Jonathan Edwards
Senior Member (Voting Rights)
I’ve definitely seen decent evidence of clonal expansion specifically in psoriatic lesions (not so much the blood), almost entirely Th17 if I’m remembering correctly. I will have to go back to find the specific papers to make sure I’m not misremembering. Don’t know off the top of my head about the other conditions
Yes, there has been a recent story about T cell specificity in skin in psoriasis which may turn out valid, although every other story of this sort over the years has fizzled out as far as I know. The real problem with local sampling I guess is that you don't have any 'normal control' T cell spectra. It may be that if you get loads of T cells in skin then you always get some odd clone that recognises an obscure calcium binding protein or something turning up in droves. There really ought to be some crucial clonal specificity involved but it does seem quite hard to prove - people have been looking in these diseases since the 1990s at least.
TCR analysis methods from the past 10 years are largely unbiased sequencing. So long as you sequence enough cells you can detect and quantify even “rare” memory clones (though you generally won’t know what they target unless you can match the CDR3 sequence to one that is well-validated to bind a specific peptide).

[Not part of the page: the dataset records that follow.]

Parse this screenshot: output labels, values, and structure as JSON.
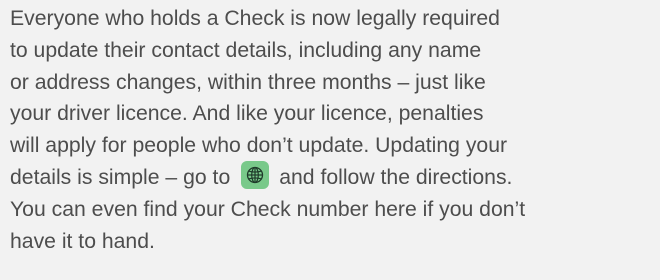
{
  "paragraph": {
    "line1": "Everyone who holds a Check is now legally required",
    "line2": "to update their contact details, including any name",
    "line3": "or address changes, within three months – just like",
    "line4": "your driver licence. And like your licence, penalties",
    "line5": "will apply for people who don’t update. Updating your",
    "line6_before_icon": "details is simple – go to",
    "line6_after_icon": "and follow the directions.",
    "line7": "You can even find your Check number here if you don’t",
    "line8": "have it to hand."
  },
  "icons": {
    "inline_icon": "globe-icon",
    "icon_background": "#79c98a",
    "icon_stroke": "#1f3a2a"
  },
  "colors": {
    "background": "#f2f2f2",
    "text": "#4d4d4d"
  }
}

Good for finding needles
O but has anyone found much in the way of relevant needles?
I’m not sure subfornical organ would make sense since even that mouse paper from last year showed good T cell exchange between it and the blood.

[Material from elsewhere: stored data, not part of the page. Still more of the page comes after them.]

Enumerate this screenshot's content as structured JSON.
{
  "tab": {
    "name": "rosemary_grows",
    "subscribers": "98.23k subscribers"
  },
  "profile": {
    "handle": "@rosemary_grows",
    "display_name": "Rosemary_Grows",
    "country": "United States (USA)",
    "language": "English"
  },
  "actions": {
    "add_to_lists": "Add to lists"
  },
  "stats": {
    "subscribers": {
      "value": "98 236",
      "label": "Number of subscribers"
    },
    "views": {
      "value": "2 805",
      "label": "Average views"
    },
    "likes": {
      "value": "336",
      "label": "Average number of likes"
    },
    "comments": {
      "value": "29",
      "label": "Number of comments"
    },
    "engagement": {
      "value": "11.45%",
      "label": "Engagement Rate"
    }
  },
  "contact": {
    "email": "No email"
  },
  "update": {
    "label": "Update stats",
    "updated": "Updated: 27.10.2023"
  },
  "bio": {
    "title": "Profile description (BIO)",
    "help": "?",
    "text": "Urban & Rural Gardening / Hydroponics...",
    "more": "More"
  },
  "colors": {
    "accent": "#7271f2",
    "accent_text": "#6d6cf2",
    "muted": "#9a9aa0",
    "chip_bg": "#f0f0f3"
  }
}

But that wouldn't guarantee numbers in blood which will be dependent on trafficking in and out in various places. It reminds me of the fact that streoid increase neutrophils in blood, which at first seems backwards because steroids reduce inflammation. But they do so by reducing the efflux from blood to elsewhere.
I would buy the arguments if there were a string of diseases where T cell population roles had now been worked out. I may be behnd the times but I haven't heard of anything much in the diseases I used to work on. Even in MS people are still basing their belief in T cell roles on disanalogous mouse models.